Messieurs [H] [W] et [J] ont exploité durant de nombreuses années, sous différentes sociétés (« la Bourjule » et « T§R ») un terrain situé au [Adresse 1] pour une activité illégale de centre de transit, de stockage et d’enfouissement de déchets plastiques. Cette activité a officiellement débuté en 2002 ‘ il convient de souligner qu’il a été établi un rapport de consultation d’infraction de la police municipale en date du 29 octobre 1998 pour « dépôt sauvage et brûlage de végétaux et de plastiques » ce qui laisse supposer que cette activité aurait débuté antérieurement à 2002. A compter de 2004, de nombreuses actions ont été engagées par l’inspection des installations classées et 9 arrêtés préfectoraux ont été pris au nom des différentes sociétés de messieurs [H] ainsi qu’aux noms des liquidateurs judiciaires pour faire cesser cette activité professionnelle illégale pour faire évacuer les déchets ou encore faire réaliser une étude de sols’
L’inspection des installations classées a constaté un stock de déchets plastiques sur les parcelles cadastrées AE n° [Cadastre 12], [Cadastre 13], [Cadastre 14] et [Cadastre 15] sur une superficie de 2000 m²’ ».
Vu les éléments susvisés, il est constant que la présence des déchets litigieux sur les parcelles litigieuses résulte de l’activité illégale de transit, de regroupement, de tri, de stockage et d’enfouissement des déchets plastiques exercée par la SARL « La Bourjule », dont le gérant était M. [W] [H], qui a fait l’objet d’une liquidation judiciaire en date du 5 décembre 2012, puis par la SARL « T§R » gérée par M. [J] [H] qui a également fait l’objet d’une liquidation judiciaire prononcée par le tribunal de commerce d’Avignon le 7 décembre 2011, chacune des liquidations ayant été clôturées pour insuffisance d’actif. (Pièces 2 et 3 ‘ intimée).

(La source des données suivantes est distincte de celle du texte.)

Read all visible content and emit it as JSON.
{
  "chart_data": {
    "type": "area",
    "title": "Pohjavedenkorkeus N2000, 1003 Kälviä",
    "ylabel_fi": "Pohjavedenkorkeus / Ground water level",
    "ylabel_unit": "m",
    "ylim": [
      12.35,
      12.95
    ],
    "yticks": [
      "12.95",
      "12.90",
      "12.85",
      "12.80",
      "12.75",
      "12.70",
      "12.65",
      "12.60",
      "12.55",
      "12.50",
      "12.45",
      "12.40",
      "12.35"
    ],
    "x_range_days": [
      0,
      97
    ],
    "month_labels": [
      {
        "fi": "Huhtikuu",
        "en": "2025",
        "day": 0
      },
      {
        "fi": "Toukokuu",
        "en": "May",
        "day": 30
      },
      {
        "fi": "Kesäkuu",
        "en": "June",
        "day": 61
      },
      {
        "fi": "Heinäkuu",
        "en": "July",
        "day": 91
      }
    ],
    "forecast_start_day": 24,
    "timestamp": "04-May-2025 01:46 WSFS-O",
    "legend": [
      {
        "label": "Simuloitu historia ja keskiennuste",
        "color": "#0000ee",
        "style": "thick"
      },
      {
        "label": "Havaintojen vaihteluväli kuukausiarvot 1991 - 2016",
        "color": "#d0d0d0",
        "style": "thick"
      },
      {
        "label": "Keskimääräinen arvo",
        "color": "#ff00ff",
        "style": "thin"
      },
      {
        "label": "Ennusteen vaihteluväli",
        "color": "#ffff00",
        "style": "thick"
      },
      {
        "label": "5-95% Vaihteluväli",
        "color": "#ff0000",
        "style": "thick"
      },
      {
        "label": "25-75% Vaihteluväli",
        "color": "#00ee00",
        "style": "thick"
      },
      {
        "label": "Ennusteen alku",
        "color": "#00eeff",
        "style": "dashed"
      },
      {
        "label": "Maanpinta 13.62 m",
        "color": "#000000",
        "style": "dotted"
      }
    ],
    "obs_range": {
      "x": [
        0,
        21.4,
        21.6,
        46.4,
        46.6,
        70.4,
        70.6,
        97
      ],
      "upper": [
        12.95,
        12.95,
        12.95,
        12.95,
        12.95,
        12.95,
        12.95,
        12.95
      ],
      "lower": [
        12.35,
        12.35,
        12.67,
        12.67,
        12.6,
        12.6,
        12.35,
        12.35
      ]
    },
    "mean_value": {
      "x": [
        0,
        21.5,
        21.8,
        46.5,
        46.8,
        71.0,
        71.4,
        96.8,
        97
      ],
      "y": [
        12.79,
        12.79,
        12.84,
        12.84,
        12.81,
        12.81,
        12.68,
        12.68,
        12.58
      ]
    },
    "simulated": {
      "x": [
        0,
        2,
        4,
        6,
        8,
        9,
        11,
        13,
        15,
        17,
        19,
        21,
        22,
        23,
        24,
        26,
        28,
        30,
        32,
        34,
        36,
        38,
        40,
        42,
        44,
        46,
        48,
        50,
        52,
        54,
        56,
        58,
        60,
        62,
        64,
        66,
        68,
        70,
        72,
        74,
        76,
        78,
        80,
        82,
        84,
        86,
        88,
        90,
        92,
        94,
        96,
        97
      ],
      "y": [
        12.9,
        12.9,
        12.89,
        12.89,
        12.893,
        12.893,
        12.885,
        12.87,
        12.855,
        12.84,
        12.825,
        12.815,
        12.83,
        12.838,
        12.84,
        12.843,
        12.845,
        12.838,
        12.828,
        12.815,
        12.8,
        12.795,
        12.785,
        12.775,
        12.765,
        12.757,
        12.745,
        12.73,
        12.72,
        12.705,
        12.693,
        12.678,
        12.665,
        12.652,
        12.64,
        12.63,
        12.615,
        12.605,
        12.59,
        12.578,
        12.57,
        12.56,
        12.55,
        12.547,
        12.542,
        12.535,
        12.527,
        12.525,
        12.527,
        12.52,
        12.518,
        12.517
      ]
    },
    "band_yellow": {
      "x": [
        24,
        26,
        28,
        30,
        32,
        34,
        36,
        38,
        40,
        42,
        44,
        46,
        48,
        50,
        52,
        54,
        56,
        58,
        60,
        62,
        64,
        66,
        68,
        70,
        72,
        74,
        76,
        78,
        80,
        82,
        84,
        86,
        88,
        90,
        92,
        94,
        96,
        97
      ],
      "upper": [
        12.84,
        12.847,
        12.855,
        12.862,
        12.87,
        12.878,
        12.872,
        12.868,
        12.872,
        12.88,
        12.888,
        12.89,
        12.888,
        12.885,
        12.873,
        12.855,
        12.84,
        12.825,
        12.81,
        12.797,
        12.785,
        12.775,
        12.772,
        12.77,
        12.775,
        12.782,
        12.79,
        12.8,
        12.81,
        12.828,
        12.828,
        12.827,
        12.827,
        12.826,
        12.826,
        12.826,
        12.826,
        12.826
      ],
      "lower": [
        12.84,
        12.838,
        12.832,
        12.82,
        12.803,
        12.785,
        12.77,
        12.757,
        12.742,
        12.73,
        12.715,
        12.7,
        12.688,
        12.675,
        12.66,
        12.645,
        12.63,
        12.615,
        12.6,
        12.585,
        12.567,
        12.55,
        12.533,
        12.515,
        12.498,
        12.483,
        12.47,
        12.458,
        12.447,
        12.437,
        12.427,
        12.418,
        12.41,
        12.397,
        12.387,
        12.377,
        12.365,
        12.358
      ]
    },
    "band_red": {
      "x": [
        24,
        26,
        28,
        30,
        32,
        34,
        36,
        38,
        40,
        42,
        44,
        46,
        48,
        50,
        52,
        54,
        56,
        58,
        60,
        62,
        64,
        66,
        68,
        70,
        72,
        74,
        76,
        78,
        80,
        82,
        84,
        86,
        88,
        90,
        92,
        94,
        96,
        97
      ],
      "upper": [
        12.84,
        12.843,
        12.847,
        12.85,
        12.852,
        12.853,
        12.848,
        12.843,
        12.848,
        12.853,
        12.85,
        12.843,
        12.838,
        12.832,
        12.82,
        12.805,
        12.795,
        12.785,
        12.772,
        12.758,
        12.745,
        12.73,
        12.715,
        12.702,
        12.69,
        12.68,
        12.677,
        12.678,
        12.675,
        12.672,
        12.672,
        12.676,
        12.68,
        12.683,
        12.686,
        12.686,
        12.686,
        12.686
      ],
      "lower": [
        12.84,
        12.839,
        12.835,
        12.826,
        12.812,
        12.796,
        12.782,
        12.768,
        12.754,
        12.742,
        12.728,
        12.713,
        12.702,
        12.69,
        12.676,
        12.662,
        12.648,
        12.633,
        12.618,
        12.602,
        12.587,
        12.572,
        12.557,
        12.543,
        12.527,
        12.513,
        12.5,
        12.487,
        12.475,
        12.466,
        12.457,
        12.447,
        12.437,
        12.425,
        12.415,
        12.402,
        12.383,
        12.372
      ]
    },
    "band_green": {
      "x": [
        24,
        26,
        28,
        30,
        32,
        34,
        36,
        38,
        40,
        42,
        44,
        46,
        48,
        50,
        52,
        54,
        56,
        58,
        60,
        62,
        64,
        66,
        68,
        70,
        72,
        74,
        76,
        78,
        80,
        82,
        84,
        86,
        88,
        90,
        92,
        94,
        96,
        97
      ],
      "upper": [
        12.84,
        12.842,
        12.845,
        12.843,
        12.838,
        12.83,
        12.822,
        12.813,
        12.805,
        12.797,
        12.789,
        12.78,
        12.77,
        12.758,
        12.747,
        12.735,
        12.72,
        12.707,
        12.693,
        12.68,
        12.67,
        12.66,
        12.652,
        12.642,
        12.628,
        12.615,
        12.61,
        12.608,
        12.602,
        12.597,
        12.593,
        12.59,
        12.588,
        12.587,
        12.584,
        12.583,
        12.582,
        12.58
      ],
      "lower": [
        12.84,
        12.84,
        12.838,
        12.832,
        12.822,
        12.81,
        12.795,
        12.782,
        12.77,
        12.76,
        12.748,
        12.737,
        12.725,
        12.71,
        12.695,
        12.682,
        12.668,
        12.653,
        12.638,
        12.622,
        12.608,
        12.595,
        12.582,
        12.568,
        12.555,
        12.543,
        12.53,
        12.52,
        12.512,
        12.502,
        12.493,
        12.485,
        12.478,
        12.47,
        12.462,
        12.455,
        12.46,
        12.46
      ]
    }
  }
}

Mme [Y] affirme que les entreposages illicites ont été réalisés par les appelants à titre personnel sous couvert de leurs sociétés désormais liquidées sans toutefois en apporter la preuve.
La présence de déchets étant liée à l’activité des sociétés visées supra, l’action de Mme [Y] doit être dirigée à l’encontre des sociétés et l’intimée n’est pas recevable à agir à l’encontre de consorts [H] à titre personnel.
Son action sera déclarée irrecevable.
Il sera dit n’y avoir lieu à référé.
Sur les dépens et l’article 700 du code de procédure civile :
Il y a lieu d’infirmer l’ordonnance déférée sur le sort des dépens et de l’article 700 du code de procédure civile.
L’équité commande en première instance comme en appel qu’il ne soit pas fait application des dispositions de l’article 700 du code de procédure civile.
Il y a lieu de condamner Mme [Y] aux entiers dépens.
PAR CES MOTIFS :
La Cour, après en avoir délibéré conformément à la loi, statuant publiquement, par arrêt contradictoire, en référés et en dernier ressort,
Infirme l’ordonnance rendue le 9 février 2022 par le juge des référés du tribunal judiciaire de Carpentras en toutes ses dispositions,
Statuant à nouveau,
Déclare l’action engagée par Mme [U] [Y] recevable comme étant non prescrite,
Déclare l’action engagée par Mme [U] [Y] irrecevable comme ayant été mal dirigée,
Dit n’y avoir lieu à référé,
Déboute les parties de leur demande présentée au titre de l’article 700 du code de procédure civile,
Condamne Mme [U] [Y] aux dépens de première instance et d’appel.
Arrêt signé par la conseillère faisant fonction de présidente et par la greffière.